KLATEN– Badan Pengawas Pemilihan Umum (Bawaslu) Kabupaten Klaten melaksanakan kegiatan audiensi dalam rangka "Konsolidasi Demokrasi" di Kantor Kelurahan Gayamprit, Klaten, pada Rabu, 1 Juli 2026.

Kegiatan ini dihadiri oleh jajaran anggota serta sekretariat Bawaslu Kabupaten Klaten, serta disambut langsung oleh Lurah Gayamprit, Sapto Atmojo, S.Sos., beserta jajaran staf Aparatur Sipil Negara (ASN) di lingkungan kelurahan setempat.

Menjaga Integritas dan Netralitas ASN

Dalam arahannya, anggota Bawaslu Kabupaten Klaten, Dedi Wibowo menekankan pentingnya peran ASN dalam menjaga netralitas selama tahapan pemilihan. Ia mengimbau agar seluruh ASN saling mengingatkan rekan kerja di lingkungan terdekat untuk menghindari tindakan yang berpotensi melanggar ketentuan netralitas.

"ASN tidak diperbolehkan menunjukkan keberpihakan maupun melakukan kampanye terhadap peserta pemilihan di ruang publik," tegas Dedi.

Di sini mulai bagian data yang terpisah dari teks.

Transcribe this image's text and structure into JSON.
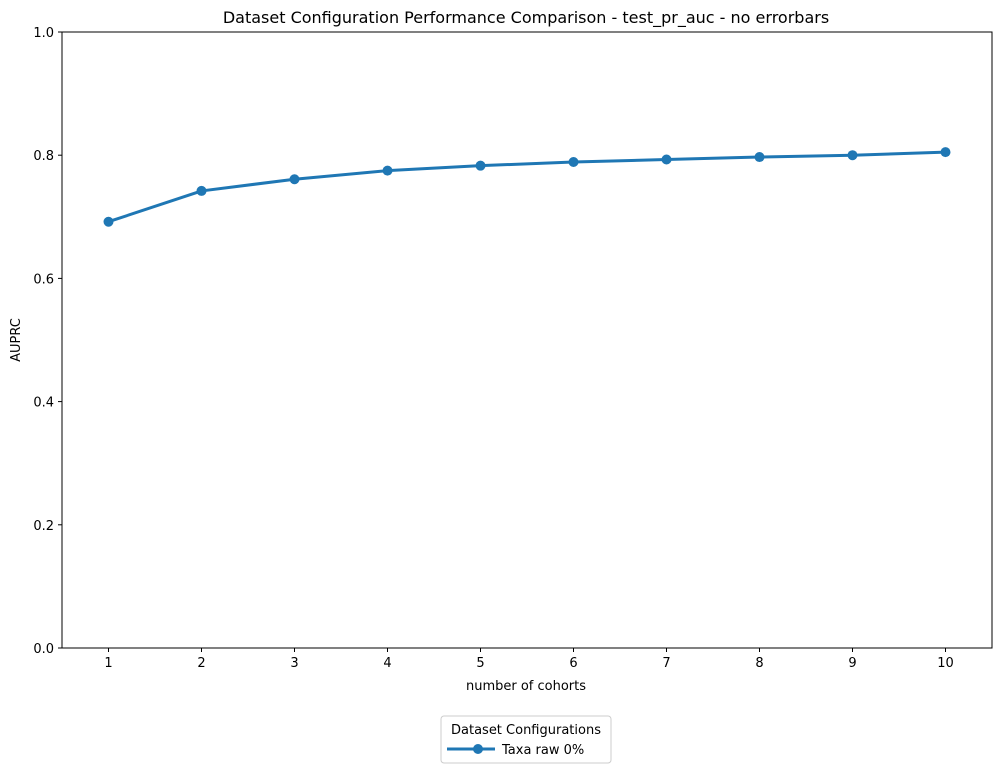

Selain itu, Bawaslu juga menyoroti peran strategis kelurahan dalam mendukung penegakan aturan serta memberikan informasi yang akurat selama proses pemutakhiran data pemilih.

Komitmen Kelurahan Gayamprit

Menanggapi hal tersebut, Lurah Gayamprit, Sapto Atmojo menyatakan bahwa jajarannya memiliki komitmen kuat untuk tetap menjaga sikap netral. Ia memastikan bahwa pada pelaksanaan Pemilu dan Pemilihan sebelumnya, seluruh ASN di Kelurahan Gayamprit telah mematuhi ketentuan yang berlaku dan menolak segala bentuk intervensi politik.

"Komitmen tersebut didasari oleh kesadaran bahwa ASN, khususnya yang bertugas di tingkat desa dan kelurahan, merupakan figur yang dekat dengan masyarakat. Sikap dan perilaku kami menjadi contoh serta tolok ukur dalam menjaga kepercayaan publik," ujar Sapto.

Kegiatan ini ditutup dengan penegasan kembali bahwa setiap ASN harus menjalankan tugas dan fungsinya secara profesional dengan senantiasa berpedoman pada peraturan perundang-undangan yang berlaku.